Much of what I write is exploratory. It is a work in progress; an ongoing conversation with myself as well as readers of this blog.
And there’s an explanation for this: I came to radicalism and the Communist Party in the early 1970s, but I grew up politically in the last two decades of the 20th century and the first decade of this one. During that relatively short stretch of “historical” time, two signal events took place that disrupted my safe political space. One was the rise of right wing extremism, neoliberalism, and capitalist globalization at the beginning of the 1980s; the other was the implosion of Soviet socialism a decade later.
The resulting sea change in the direction of world politics and the accompanying severe contraction of class and democratic possibilities caught me – and many others – by surprise. After all, I was radicalized at at time when the world seemed nearly infinitely malleable and relentlessly marching to a better future. “Socialism in our time” didn’t seem like wishful thinking. So when the forward march of history was abruptly halted and Soviet socialism went belly up with barely a whimper, I felt compelled to reexamine many of the assumptions and core ideas that had framed my thinking and activity.
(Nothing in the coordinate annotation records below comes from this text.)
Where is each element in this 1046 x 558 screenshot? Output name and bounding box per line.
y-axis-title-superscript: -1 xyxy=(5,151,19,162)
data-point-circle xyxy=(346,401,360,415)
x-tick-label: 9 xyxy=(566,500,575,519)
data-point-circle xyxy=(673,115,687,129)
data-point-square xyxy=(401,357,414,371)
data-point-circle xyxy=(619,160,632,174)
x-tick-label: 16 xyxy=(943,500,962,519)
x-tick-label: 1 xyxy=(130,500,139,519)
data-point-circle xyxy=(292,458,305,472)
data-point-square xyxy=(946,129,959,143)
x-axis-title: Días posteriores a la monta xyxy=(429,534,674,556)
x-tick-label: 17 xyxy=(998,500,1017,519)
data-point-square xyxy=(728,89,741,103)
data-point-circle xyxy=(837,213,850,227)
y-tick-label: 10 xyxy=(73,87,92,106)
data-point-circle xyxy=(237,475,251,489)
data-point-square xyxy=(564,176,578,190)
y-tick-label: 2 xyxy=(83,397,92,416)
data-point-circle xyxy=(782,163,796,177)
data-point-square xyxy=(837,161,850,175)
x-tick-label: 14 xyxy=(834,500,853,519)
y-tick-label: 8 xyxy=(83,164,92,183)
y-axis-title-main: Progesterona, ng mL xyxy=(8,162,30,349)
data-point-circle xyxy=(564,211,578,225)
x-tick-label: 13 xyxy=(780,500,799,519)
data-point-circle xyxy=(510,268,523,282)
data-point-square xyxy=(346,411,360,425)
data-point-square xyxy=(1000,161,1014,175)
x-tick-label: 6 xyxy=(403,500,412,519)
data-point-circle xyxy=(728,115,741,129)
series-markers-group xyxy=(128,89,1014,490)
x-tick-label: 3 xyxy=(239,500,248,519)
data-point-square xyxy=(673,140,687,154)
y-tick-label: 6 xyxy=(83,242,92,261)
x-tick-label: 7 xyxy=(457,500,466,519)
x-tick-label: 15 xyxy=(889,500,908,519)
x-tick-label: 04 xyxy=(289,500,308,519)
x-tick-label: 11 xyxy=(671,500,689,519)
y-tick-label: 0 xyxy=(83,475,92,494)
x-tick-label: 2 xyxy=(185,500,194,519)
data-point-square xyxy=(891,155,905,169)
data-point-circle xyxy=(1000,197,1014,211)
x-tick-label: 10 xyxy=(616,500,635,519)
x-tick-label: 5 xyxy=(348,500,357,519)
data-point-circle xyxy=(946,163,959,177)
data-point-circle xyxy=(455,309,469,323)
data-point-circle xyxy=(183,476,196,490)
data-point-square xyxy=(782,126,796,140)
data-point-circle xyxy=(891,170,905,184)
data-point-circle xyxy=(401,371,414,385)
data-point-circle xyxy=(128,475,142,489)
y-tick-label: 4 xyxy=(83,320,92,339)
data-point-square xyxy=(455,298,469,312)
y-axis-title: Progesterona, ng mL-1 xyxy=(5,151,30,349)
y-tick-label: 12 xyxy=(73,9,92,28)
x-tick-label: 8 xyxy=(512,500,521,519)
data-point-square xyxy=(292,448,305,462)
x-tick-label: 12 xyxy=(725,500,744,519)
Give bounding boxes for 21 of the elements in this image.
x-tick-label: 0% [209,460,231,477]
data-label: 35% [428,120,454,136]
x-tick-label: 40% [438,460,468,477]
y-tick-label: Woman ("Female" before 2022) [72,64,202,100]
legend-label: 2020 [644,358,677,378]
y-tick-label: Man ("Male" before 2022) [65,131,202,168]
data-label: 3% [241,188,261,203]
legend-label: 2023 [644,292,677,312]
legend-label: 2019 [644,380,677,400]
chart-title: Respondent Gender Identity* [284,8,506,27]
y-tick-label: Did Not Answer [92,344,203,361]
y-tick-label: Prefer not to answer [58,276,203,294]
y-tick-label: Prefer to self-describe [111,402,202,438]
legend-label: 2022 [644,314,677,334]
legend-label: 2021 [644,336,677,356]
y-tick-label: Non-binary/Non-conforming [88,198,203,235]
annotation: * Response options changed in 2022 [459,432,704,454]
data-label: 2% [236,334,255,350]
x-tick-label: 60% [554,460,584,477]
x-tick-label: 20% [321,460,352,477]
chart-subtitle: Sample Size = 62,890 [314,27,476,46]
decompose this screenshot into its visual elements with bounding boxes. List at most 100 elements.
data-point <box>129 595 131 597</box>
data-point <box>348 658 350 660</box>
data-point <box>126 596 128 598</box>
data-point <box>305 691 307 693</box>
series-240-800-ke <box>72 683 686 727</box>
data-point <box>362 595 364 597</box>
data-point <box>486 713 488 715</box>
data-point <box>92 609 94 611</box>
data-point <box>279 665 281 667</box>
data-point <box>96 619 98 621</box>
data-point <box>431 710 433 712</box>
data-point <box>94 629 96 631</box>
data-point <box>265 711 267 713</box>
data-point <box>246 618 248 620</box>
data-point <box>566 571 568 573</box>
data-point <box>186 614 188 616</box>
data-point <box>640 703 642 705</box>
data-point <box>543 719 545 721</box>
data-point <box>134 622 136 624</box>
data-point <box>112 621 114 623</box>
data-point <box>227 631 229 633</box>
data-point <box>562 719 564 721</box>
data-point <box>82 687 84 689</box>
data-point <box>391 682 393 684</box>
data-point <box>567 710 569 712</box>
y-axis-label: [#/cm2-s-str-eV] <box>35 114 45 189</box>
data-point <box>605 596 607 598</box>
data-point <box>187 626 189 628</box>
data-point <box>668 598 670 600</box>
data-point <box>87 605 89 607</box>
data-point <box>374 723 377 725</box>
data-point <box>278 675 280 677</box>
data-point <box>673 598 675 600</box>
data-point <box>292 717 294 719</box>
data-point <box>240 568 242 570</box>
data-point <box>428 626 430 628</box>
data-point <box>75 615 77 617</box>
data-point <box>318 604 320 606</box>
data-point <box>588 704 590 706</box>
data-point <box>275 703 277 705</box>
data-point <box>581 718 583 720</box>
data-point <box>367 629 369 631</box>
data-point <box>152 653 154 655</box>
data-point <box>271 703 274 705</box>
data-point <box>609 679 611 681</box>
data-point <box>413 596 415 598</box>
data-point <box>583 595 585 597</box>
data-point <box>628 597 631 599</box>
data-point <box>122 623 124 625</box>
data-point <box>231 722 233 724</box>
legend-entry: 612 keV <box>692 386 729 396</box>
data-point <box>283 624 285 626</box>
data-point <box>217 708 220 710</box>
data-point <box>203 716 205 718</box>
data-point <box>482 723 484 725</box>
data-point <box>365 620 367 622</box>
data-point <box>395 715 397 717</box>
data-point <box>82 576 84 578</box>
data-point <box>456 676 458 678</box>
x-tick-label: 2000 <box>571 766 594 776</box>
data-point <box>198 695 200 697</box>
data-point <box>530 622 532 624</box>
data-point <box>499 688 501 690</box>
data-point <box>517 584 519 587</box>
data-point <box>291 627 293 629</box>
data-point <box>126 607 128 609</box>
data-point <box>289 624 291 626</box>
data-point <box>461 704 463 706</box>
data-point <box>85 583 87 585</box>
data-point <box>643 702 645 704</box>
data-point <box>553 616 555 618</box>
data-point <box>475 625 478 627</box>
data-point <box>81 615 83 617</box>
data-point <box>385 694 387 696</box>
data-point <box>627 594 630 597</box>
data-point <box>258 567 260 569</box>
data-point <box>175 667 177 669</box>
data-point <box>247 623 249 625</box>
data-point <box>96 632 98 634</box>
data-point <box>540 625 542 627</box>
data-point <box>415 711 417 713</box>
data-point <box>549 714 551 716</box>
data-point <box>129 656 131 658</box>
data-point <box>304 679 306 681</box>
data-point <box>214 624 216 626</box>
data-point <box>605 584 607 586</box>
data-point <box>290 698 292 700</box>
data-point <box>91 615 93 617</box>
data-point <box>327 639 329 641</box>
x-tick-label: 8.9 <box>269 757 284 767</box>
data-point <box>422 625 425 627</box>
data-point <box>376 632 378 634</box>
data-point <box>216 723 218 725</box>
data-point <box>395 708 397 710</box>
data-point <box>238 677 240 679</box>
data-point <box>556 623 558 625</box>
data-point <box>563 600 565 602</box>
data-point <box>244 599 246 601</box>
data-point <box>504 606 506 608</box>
It was too much of a stretch to think that my old understandings of marxism, marxist methodology, and the historical process could explain this unexpected and sudden recasting of political possibility and the world.
Or to put it differently, in the face of a profound and historic defeat, I concluded that the losing side – of which I was a small part – would make a big mistake if it attributed that solely to the strength of its opposition or to “class traitors” from within its ranks.
Instead it seemed obvious to me that it was imperative to interrogate the assumptions, understandings, and practices that guided me as well as the larger movements of which I was a part. To do otherwise seemed profoundly unrealistic, undialectical, and non-marxist. And that continues to be my strongly held opinion.
I learned from playing basketball that if your opponent beats the hell out of you (and that happened to me more than once – the only championship team I ever played on was in 8th grade), then you better make some big adjustments before your next game. To do nothing is to invite another rout.
So I read or re-read Marx and others writing in the Marxist tradition. But I also read the work of many others – Martin Luther King, for example – who come from other traditions and experiences.
In the course of this rethink (and especially over the 14 years that I was the National Chair of the CPUSA before stepping down in 2014), I like to believe that I gained new insights on matters of theory, politics, history, culture, and marxism as well as jettisoned old notions that had left me so flatfooted in a changing world.
On this blog I will continue, albeit with my obvious limitations, that endeavor. And in doing so I hope it assists in some small way the further growth and maturation of today’s movements and of a new, vibrant, non-sectarian 21st century left. Both are necessary if we are to save our fragile planet and make life livable, free, and joyous for all.